In a morning session, House Revenue & Tax Committee chairman Rep. Joe Jett, R-Success, and Joint Budget co-chairman Rep. Lane Jean, R-Magnolia, outlined budget and tax options. Jett said committee members had prioritized six potential tax cut bills and he provided further clarity on how a process for these and future tax cuts might work.
He noted that House and Senate leaders and the governor are in agreement to send approximately $400 million in surplus to the state’s long-term reserve fund, which will boost the balance to $600 million. This balance ensures that Arkansas qualifies for the best interest rates for bonds and financing.
Jett said a used car tax break that would allow no sales tax to be paid on used vehicles sold between $4,000 and $7,500, and two years from now up to $10,000, had widespread support. The fiscal impact to the state for the measure, HB 1170, is $9.5 million in year one and $28.4 million by year four. In an afternoon session of the tax committee, the bill passed HB 1170.
The afternoon panel also approved another proposal, a repeal of the soft drink tax, which was instituted in 1992 to shore up the state’s Medicaid Trust Fund. HB 1546 would eliminate $9 million in year one and $38.2 million by year three in soft drink tax collections. General revenues will replace the funding.
Jett said legislative leaders and Gov. Asa Hutchinson have discussed coming back in a special session later this year to consider additional tax reform. The governor indicated to lawmakers that he wants a “meaningful tax cut” by reducing the top personal income tax rate from 5.9% to 5.7%. The hit to the state would be roughly $54.8 million annually. Other considerations this fall could include a larger standard deduction for taxpayers and reforms to the tax brackets to eliminate sharp tax increases when a wage earner enters a new bracket.
A major tax relief bill, SB 236, was signed into law earlier this session. Now Act 154, it forgives state taxes for workers who received unemployment benefits in 2020 and 2021 as a result of the pandemic. If the taxes were to be collected, it would have added an estimated $54.1 million to state coffers. Legislators said the forgiveness was the right thing to do for struggling workers who didn’t have an easy option to have state taxes withheld; they also argued they didn’t budget for the windfall in passing the measure.
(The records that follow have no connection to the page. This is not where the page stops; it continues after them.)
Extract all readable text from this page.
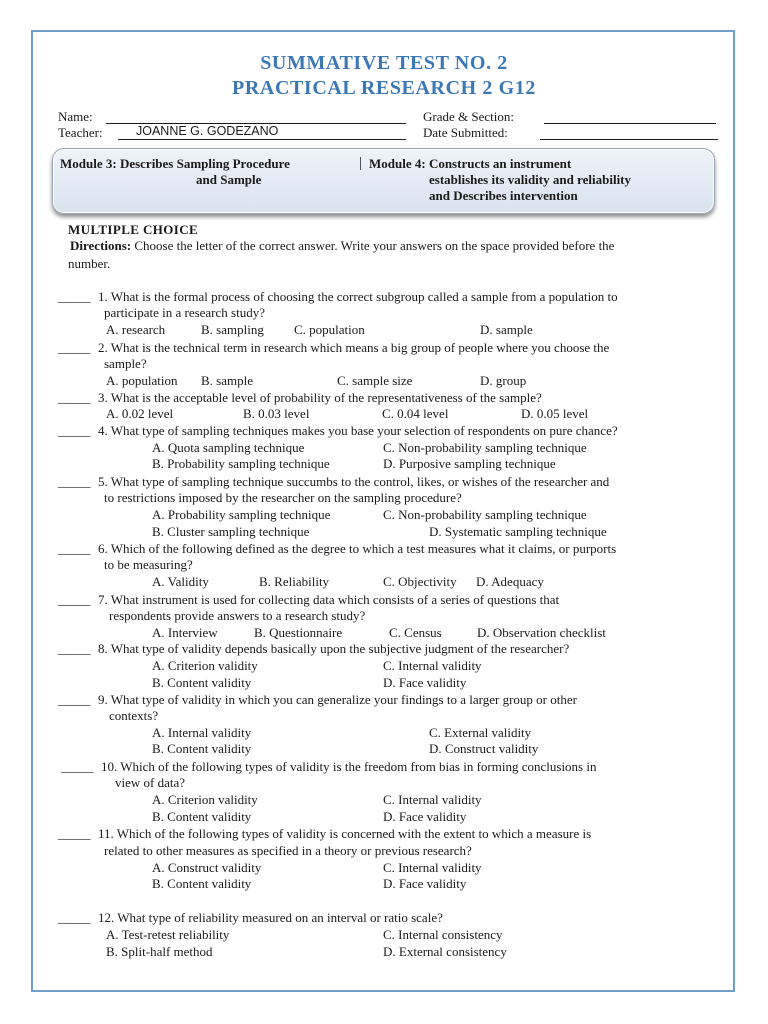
SUMMATIVE TEST NO. 2
PRACTICAL RESEARCH 2 G12
Name:	Grade & Section:
Teacher:	JOANNE G. GODEZANO	Date Submitted:
Module 3: Describes Sampling Procedure
and Sample
| Module 4: Constructs an instrument
establishes its validity and reliability
and Describes intervention
MULTIPLE CHOICE
Directions: Choose the letter of the correct answer. Write your answers on the space provided before the
number.
_____ 1. What is the formal process of choosing the correct subgroup called a sample from a population to
participate in a research study?
A. research	B. sampling C. population	D. sample
_____ 2. What is the technical term in research which means a big group of people where you choose the
sample?
A. population B. sample	C. sample size	D. group
_____ 3. What is the acceptable level of probability of the representativeness of the sample?
A. 0.02 level	B. 0.03 level	C. 0.04 level	D. 0.05 level
_____ 4. What type of sampling techniques makes you base your selection of respondents on pure chance?
A. Quota sampling technique	C. Non-probability sampling technique
B. Probability sampling technique	D. Purposive sampling technique
_____ 5. What type of sampling technique succumbs to the control, likes, or wishes of the researcher and
to restrictions imposed by the researcher on the sampling procedure?
A. Probability sampling technique	C. Non-probability sampling technique
B. Cluster sampling technique	D. Systematic sampling technique
_____ 6. Which of the following defined as the degree to which a test measures what it claims, or purports
to be measuring?
A. Validity	B. Reliability	C. Objectivity D. Adequacy
_____ 7. What instrument is used for collecting data which consists of a series of questions that
respondents provide answers to a research study?
A. Interview	B. Questionnaire	C. Census	D. Observation checklist
_____ 8. What type of validity depends basically upon the subjective judgment of the researcher?
A. Criterion validity	C. Internal validity
B. Content validity	D. Face validity
_____ 9. What type of validity in which you can generalize your findings to a larger group or other
contexts?
A. Internal validity	C. External validity
B. Content validity	D. Construct validity
_____ 10. Which of the following types of validity is the freedom from bias in forming conclusions in
view of data?
A. Criterion validity	C. Internal validity
B. Content validity	D. Face validity
_____ 11. Which of the following types of validity is concerned with the extent to which a measure is
related to other measures as specified in a theory or previous research?
A. Construct validity	C. Internal validity
B. Content validity	D. Face validity
_____ 12. What type of reliability measured on an interval or ratio scale?
A. Test-retest reliability	C. Internal consistency
B. Split-half method	D. External consistency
Rep. Jean warned the committee that by the next legislative session, there would be a new financial threat to the state keeping its budget balanced. He noted that teacher insurance was heading on a trajectory that would require legislative remedies.
“We’ve been kicking this can down the road for 10 years,” Jean said. He suggested that state contributions as well as employee contributions would likely be looking to increase during the 2023 legislative session.